Für die Beurteilung der Verhältnismässigkeit von Massnahmen zum Schutz vor Erschütterung und Körperschall aus dem Schienenverkehr fehlen in der Schweiz verbindliche gesetzliche Vorgaben.
Das vorliegende Dokument dient als Leitfaden, damit im Rahmen des Bewilligungsverfahrens von Projekten klar unverhältnismässige Massnahmen nicht in Variantenentscheide einbezogen werden und nur solche mit sinnvollem Kosten-/Nutzenverhältnis durch die Bahnen vertieft geprüft werden müssen. Damit wird der Schweizer Bundesverfassung (insbesondere Art. 5.2) bzw. dem Umweltschutzgesetz (Art. 17.1) Rechnung getragen.

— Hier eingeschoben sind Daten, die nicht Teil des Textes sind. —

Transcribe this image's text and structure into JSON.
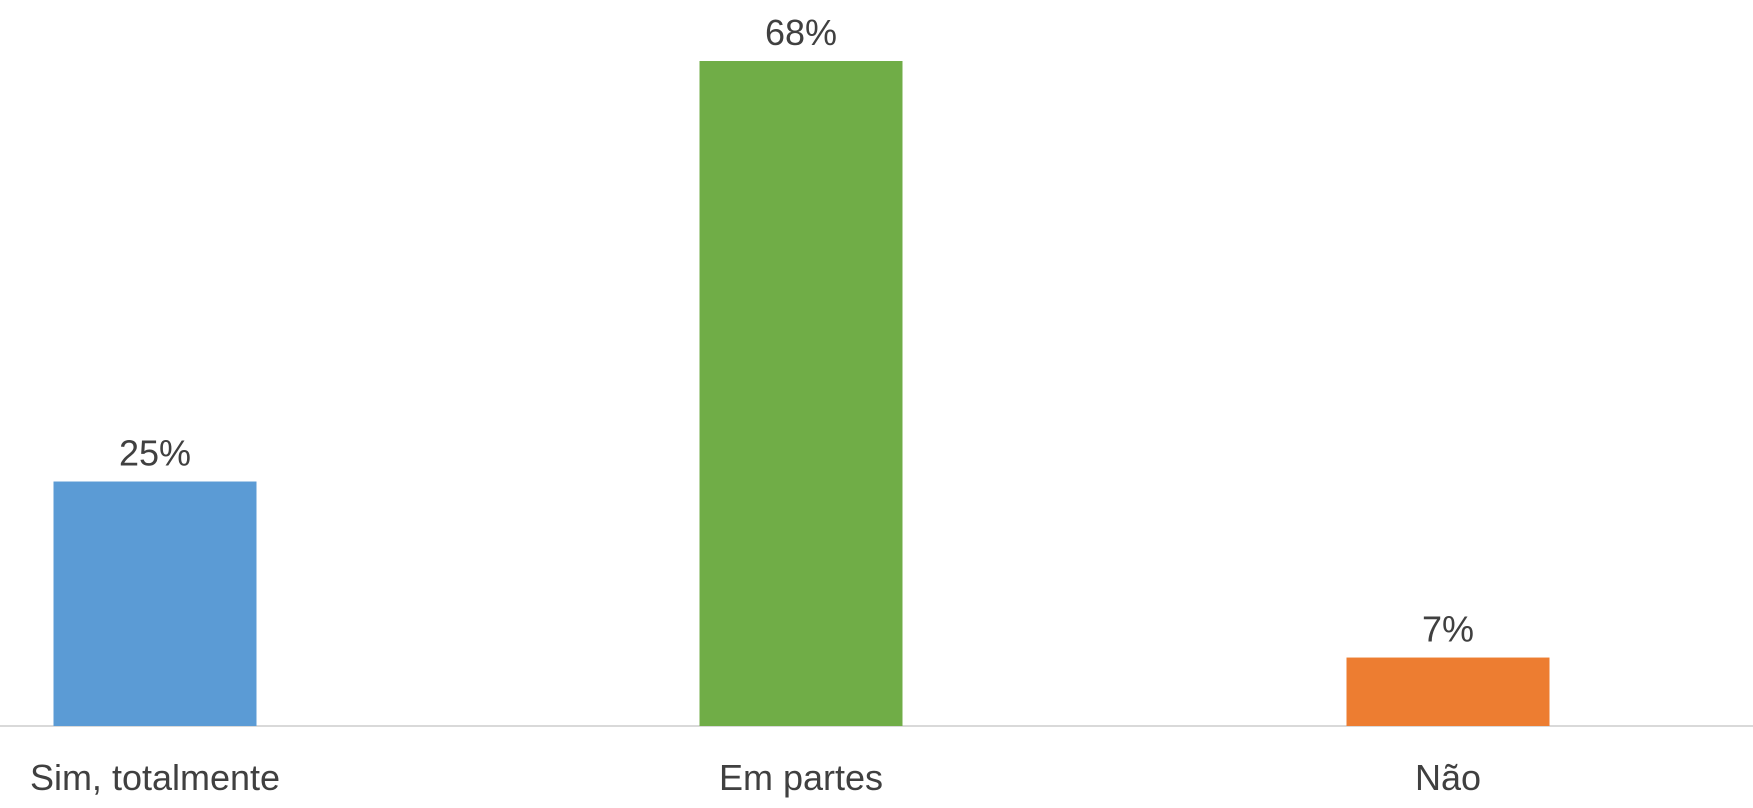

Die Betrachtung bezieht sich auf Projekte für Vollbahnen auf natürlichem Baugrund. In Tunneln sind die Zusatzkosten für Erschütterungsschutz gegenüber den Baukosten meist deutlich geringer als auf offener Strecke. Es gelten daher andere Massstäbe.
Die verschiedenen technischen Massnahmen zum Erschütterungsschutz werden im vorliegenden Dokument aufgezeigt und hinsichtlich ihrer Verhältnismässigkeit für die Anwendung bewertet. Das Dokument ist mit den Fachbereichen der zuständigen Aufsichtsbehörden abgestimmt.